Timurtaş, AK Parti hükümetlerinin başarılı bir dış politika çizgisi izlediğinin altını çizerek sözlerini şöyle sürdürdü: “Recep Tayyip Erdoğan’ın bireysel karizması ve ekibinin güçlü olması bizim en büyük avantajımızdı. Recep Tayyip Erdoğan’ın bireysel beceri, yetenekleri ile liderliğini Sayın Davutoğlu’nun danışman ve bakan olarak katkıları ile harmanlayarak dış politikada ciddi bir aktör haline geldik. Hükümet temsilcilerimizi ülke içinde elde ettiğimiz başarılarla destekledik. Halkımızın her seçimde AK Parti’ye daha fazla destek vermesi bizi uluslar arası arenada daha da güçlü kıldı. Bizden önceki dönemlerde Türkiye’nin dış politikası denince akla Yunanistan, Ermenistan ve Kıbrıs sorunu geliyordu. Sanki dünyada başka bir mesele yokmuş gibi kendimizi çok dar bir vizyona hapsediyorduk. ‘Üç tarafı denizlerle dört tarafı düşmanlarla çevrili ülke’ yalanıyla uyutuluyorduk. AK Parti dönemiyle birlikte tüm dünyaya açıldık. Vizyonumuzu büyüttük. Kuzeyden güneye, doğudan batıya tüm dünyayı görev alanımız bildik ve ona göre çalıştık.”

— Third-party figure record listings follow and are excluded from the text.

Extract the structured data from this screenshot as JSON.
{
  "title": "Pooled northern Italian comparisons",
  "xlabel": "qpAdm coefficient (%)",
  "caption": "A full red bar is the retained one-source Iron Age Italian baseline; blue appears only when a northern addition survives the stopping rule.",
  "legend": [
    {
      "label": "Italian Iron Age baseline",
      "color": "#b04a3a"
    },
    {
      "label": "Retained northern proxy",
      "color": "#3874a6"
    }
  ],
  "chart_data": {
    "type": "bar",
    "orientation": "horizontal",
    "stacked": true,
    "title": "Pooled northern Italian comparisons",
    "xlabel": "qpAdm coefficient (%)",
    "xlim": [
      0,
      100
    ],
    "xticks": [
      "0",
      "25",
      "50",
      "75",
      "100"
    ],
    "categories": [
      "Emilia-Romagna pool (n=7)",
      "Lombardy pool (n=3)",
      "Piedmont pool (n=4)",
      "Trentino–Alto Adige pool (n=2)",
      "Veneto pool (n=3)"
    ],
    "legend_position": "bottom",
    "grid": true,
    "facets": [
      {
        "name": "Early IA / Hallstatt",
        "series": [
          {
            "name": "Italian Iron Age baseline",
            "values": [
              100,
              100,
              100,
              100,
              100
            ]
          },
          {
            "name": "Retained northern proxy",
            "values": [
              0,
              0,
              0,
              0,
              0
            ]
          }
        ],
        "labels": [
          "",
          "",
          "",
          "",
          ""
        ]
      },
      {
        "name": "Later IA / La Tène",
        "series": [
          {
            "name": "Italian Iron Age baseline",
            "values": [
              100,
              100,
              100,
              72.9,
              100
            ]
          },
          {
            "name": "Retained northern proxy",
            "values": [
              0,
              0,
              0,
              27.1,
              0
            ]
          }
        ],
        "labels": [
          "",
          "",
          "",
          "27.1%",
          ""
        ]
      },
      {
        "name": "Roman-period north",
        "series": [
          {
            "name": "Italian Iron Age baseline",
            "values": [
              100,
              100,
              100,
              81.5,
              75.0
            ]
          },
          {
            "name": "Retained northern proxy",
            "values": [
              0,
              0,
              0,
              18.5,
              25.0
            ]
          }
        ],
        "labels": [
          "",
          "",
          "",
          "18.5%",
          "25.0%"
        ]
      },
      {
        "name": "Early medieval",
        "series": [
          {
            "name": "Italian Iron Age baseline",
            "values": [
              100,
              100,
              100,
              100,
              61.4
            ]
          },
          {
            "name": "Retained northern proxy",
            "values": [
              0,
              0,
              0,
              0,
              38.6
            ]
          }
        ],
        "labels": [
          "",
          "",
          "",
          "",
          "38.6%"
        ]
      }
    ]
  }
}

Timurtaş, Türkiye’nin son dönemde İslam coğrafyası için rol model haline geldiğini belirterek şunları söyledi: “Diktayla yönetilen ve nüfusunun çoğunluğu Müslümanlardan oluşan ülkelerde bir başkaldırı süreci yaşandı. Adına Arap Baharı dediğimiz bu süreç maalesef Suriye’de tıkandı. Suriye’de halk Esed’den reform yapmasını istedi. Esed bu talebe ölümle karşılık verdi. Devreye ülke olarak biz girdik ancak maalesef Esed insanları çoluk çocuk demeden öldürmeye devam etti. Biz de ilkeli bir duruşla ‘dostumuz dahi olsan halkına zulmediyorsan senin yanında yer almayız’ dedik.”

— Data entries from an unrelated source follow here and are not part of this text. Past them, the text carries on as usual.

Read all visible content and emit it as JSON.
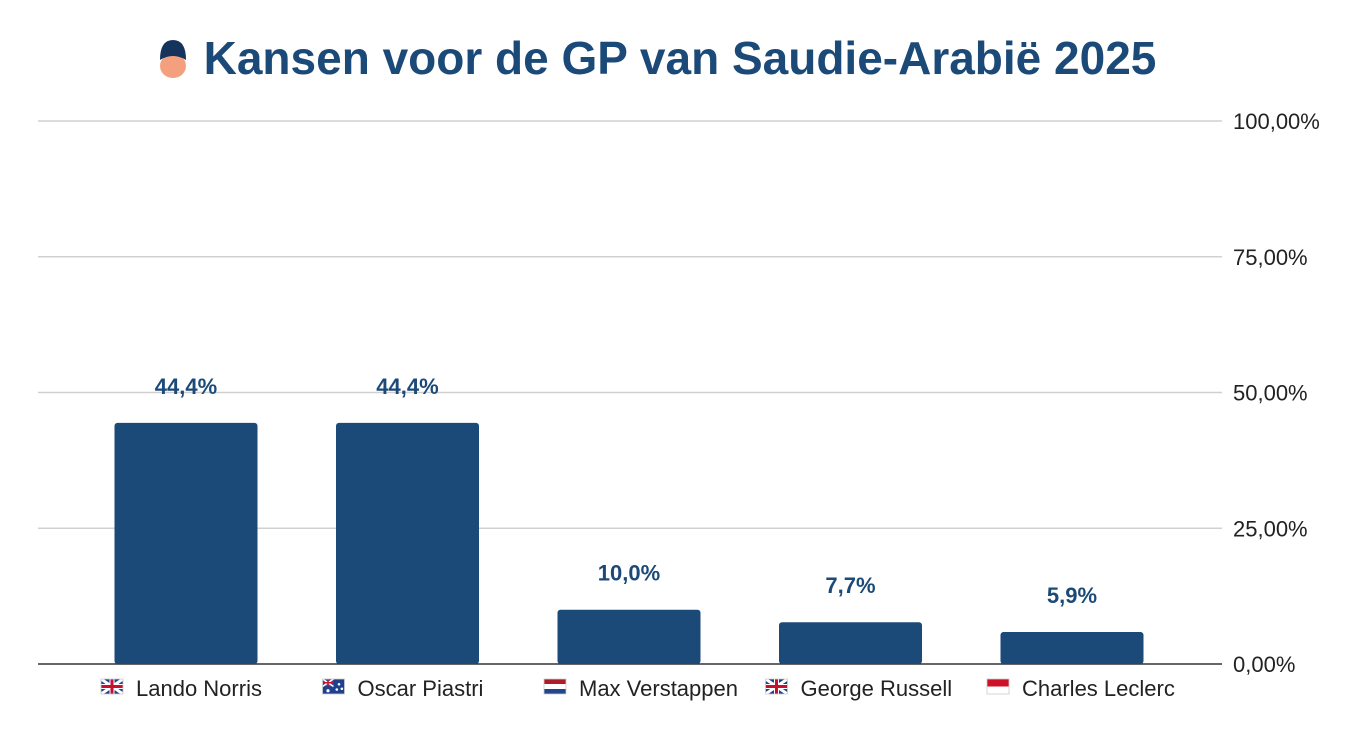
{
  "chart_data": {
    "type": "bar",
    "title": "Kansen voor de GP van Saudie-Arabië 2025",
    "title_icon": "person-emoji-icon",
    "categories": [
      "Lando Norris",
      "Oscar Piastri",
      "Max Verstappen",
      "George Russell",
      "Charles Leclerc"
    ],
    "category_flags": [
      "gb-flag-icon",
      "au-flag-icon",
      "nl-flag-icon",
      "gb-flag-icon",
      "mc-flag-icon"
    ],
    "values": [
      44.4,
      44.4,
      10.0,
      7.7,
      5.9
    ],
    "data_labels": [
      "44,4%",
      "44,4%",
      "10,0%",
      "7,7%",
      "5,9%"
    ],
    "ylim": [
      0,
      100
    ],
    "yticks": [
      0,
      25,
      50,
      75,
      100
    ],
    "ytick_labels": [
      "0,00%",
      "25,00%",
      "50,00%",
      "75,00%",
      "100,00%"
    ],
    "xlabel": "",
    "ylabel": "",
    "y_axis_position": "right",
    "grid": true,
    "legend": "none",
    "bar_color": "#1c4a78",
    "label_color": "#1c4a78"
  }
}
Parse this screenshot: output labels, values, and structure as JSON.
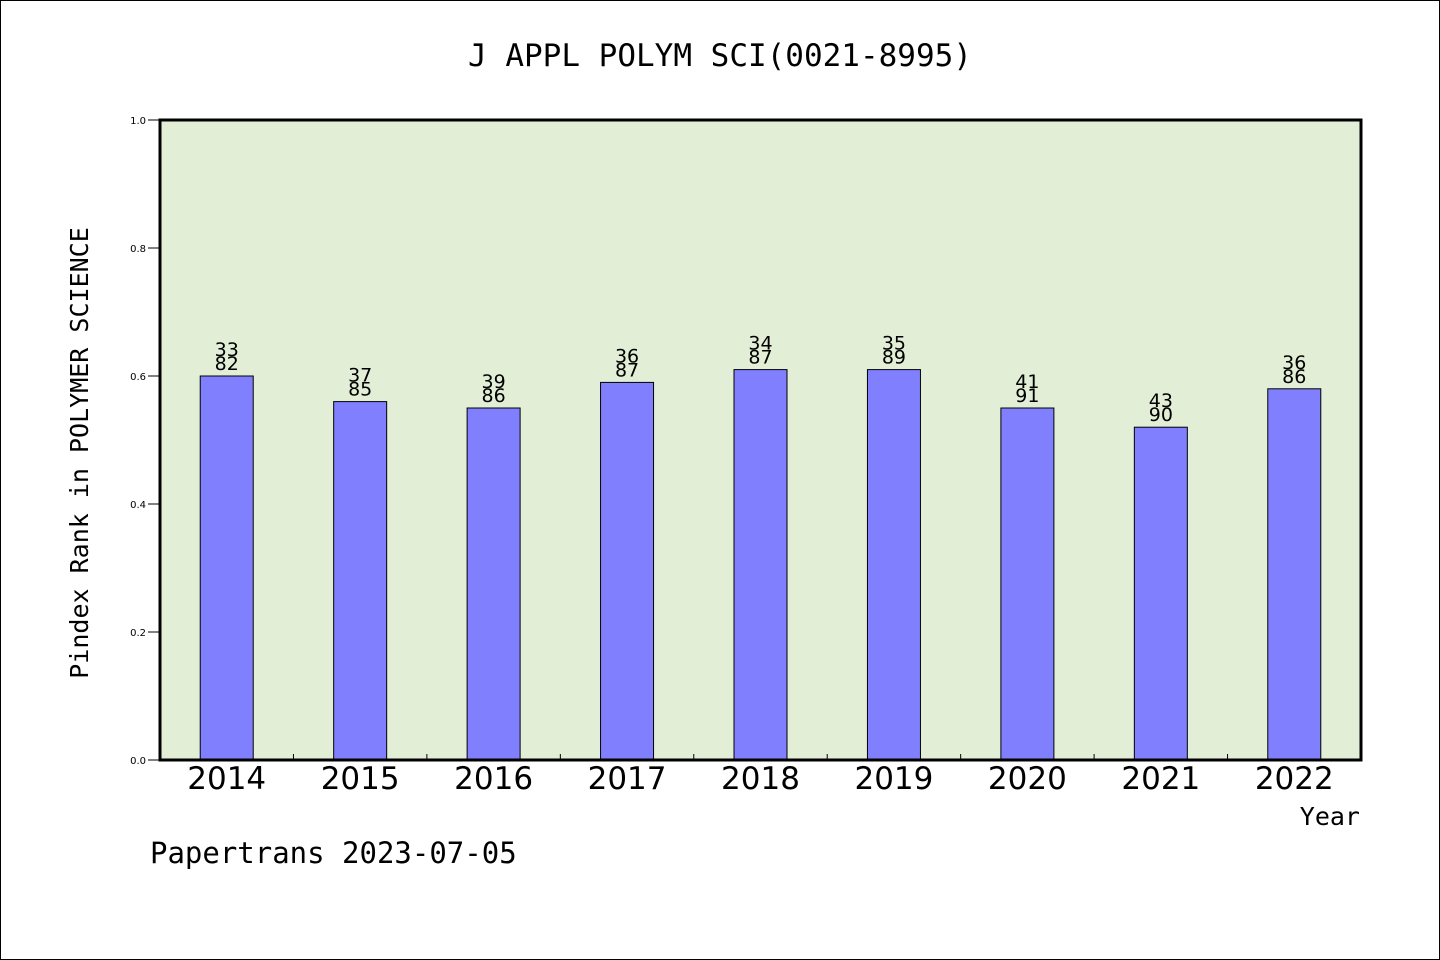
{
  "chart_data": {
    "type": "bar",
    "title": "J APPL POLYM SCI(0021-8995)",
    "ylabel": "Pindex Rank in POLYMER SCIENCE",
    "xlabel": "Year",
    "ylim": [
      0,
      1.0
    ],
    "yticks": [
      "0.0",
      "0.2",
      "0.4",
      "0.6",
      "0.8",
      "1.0"
    ],
    "categories": [
      "2014",
      "2015",
      "2016",
      "2017",
      "2018",
      "2019",
      "2020",
      "2021",
      "2022"
    ],
    "values": [
      0.6,
      0.56,
      0.55,
      0.59,
      0.61,
      0.61,
      0.55,
      0.52,
      0.58
    ],
    "rank_labels": [
      {
        "rank": "33",
        "total": "82"
      },
      {
        "rank": "37",
        "total": "85"
      },
      {
        "rank": "39",
        "total": "86"
      },
      {
        "rank": "36",
        "total": "87"
      },
      {
        "rank": "34",
        "total": "87"
      },
      {
        "rank": "35",
        "total": "89"
      },
      {
        "rank": "41",
        "total": "91"
      },
      {
        "rank": "43",
        "total": "90"
      },
      {
        "rank": "36",
        "total": "86"
      }
    ],
    "grid": false,
    "colors": {
      "bar": "#8080ff",
      "plot_background": "#e2efd6",
      "axis": "#000000"
    }
  },
  "footer": "Papertrans 2023-07-05"
}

Mısır’da Müslüman Kardeşler tandanslı Mursi’nin göreve gelmesinin İsrail ve Neo-conları rahatsız ettiğine değinen Timurtaş, sözlerini şöyle sürdürdü: “Mursi göreve gelince Refah Sınır Kapısı’nı açarak Gazze’ye nefes aldırdı. Bunun üzerine darbe yapıldı ve Sisi ülkenin başına geçti. Sisi’nin ilk işi Mursi’nin açmış olduğu Gazze kapısını kapatmak olduk. Darbecileri içeriden çıkarttı. Bu darbe bütün Avrupa ve ABD’yi demokrasi söylemleri konusunda bitme noktasına getirdi. Çünkü Türkiye, Katar ve birkaç ülke dışında hiçbir ülke bu yaşananlara darbe diyemedi. Çok kötü bir süreç yaşandı. Arap Baharı ile yıkılan dikta rejimleri bu darbe ile yeniden canlandı.”

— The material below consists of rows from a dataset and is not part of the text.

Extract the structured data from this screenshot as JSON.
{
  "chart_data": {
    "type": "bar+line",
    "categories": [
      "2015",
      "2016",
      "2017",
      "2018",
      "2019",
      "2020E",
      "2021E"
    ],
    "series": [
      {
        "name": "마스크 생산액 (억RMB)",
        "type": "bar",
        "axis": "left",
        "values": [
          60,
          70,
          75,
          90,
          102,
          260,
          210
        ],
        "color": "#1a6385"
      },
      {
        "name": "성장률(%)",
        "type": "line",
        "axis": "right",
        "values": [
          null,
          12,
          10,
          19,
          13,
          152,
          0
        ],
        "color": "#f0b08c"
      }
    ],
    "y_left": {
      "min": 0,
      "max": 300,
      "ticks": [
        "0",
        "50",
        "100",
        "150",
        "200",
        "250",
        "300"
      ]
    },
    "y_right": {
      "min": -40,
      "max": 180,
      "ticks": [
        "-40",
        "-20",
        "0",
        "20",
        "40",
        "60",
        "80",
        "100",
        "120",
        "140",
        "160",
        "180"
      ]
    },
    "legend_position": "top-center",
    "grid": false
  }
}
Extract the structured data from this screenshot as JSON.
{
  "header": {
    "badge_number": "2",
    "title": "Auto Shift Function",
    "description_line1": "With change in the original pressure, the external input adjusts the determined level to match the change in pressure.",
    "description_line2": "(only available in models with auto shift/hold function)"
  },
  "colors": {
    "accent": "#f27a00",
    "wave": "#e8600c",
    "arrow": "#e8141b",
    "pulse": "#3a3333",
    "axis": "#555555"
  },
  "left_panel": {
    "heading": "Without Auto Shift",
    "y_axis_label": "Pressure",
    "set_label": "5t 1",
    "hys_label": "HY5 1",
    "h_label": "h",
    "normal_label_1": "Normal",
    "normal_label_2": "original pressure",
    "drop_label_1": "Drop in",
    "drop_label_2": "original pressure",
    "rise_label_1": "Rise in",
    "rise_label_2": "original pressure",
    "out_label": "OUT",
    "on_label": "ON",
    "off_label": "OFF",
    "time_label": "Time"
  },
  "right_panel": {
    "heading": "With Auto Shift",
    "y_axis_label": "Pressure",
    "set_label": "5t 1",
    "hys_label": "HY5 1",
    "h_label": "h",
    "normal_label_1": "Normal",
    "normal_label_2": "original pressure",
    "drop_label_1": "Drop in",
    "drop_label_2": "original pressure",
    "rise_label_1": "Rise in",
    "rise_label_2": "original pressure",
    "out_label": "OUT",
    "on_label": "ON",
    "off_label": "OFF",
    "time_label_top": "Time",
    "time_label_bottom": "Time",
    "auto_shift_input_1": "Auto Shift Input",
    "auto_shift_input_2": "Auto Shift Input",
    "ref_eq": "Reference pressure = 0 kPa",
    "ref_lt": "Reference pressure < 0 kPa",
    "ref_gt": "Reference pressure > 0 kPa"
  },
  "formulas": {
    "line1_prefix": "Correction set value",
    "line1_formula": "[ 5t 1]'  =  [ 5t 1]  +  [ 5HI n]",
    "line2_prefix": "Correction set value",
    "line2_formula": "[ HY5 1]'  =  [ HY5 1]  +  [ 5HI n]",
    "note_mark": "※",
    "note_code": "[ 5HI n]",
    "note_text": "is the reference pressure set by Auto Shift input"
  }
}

TÜGVA Genel Başkan Yardımcısı – Eğitim Koordinatörü Mehmetcan Tokdemirli ise Osman Timurtaş’a katılımından dolayı teşekkür etti. Konferans boyunca üzerinde durulan konuların hepsinin ayrı birer başlık altında incelenecek kadar geniş olduğunu belirten Tokdemirli, “iyi bir fikir ziyafeti olduğunu düşünüyorum. Çok geniş konuların hepsinden özel bölümler bizlerle paylaşıldı. Fotoğrafın bütününü görmek adına hepimiz için iyi fırsat oldu diyebilirim. Arkadaşlarımın da bu fikir ziyafetinden istifade etmeleri beni mutlu etti” dedi.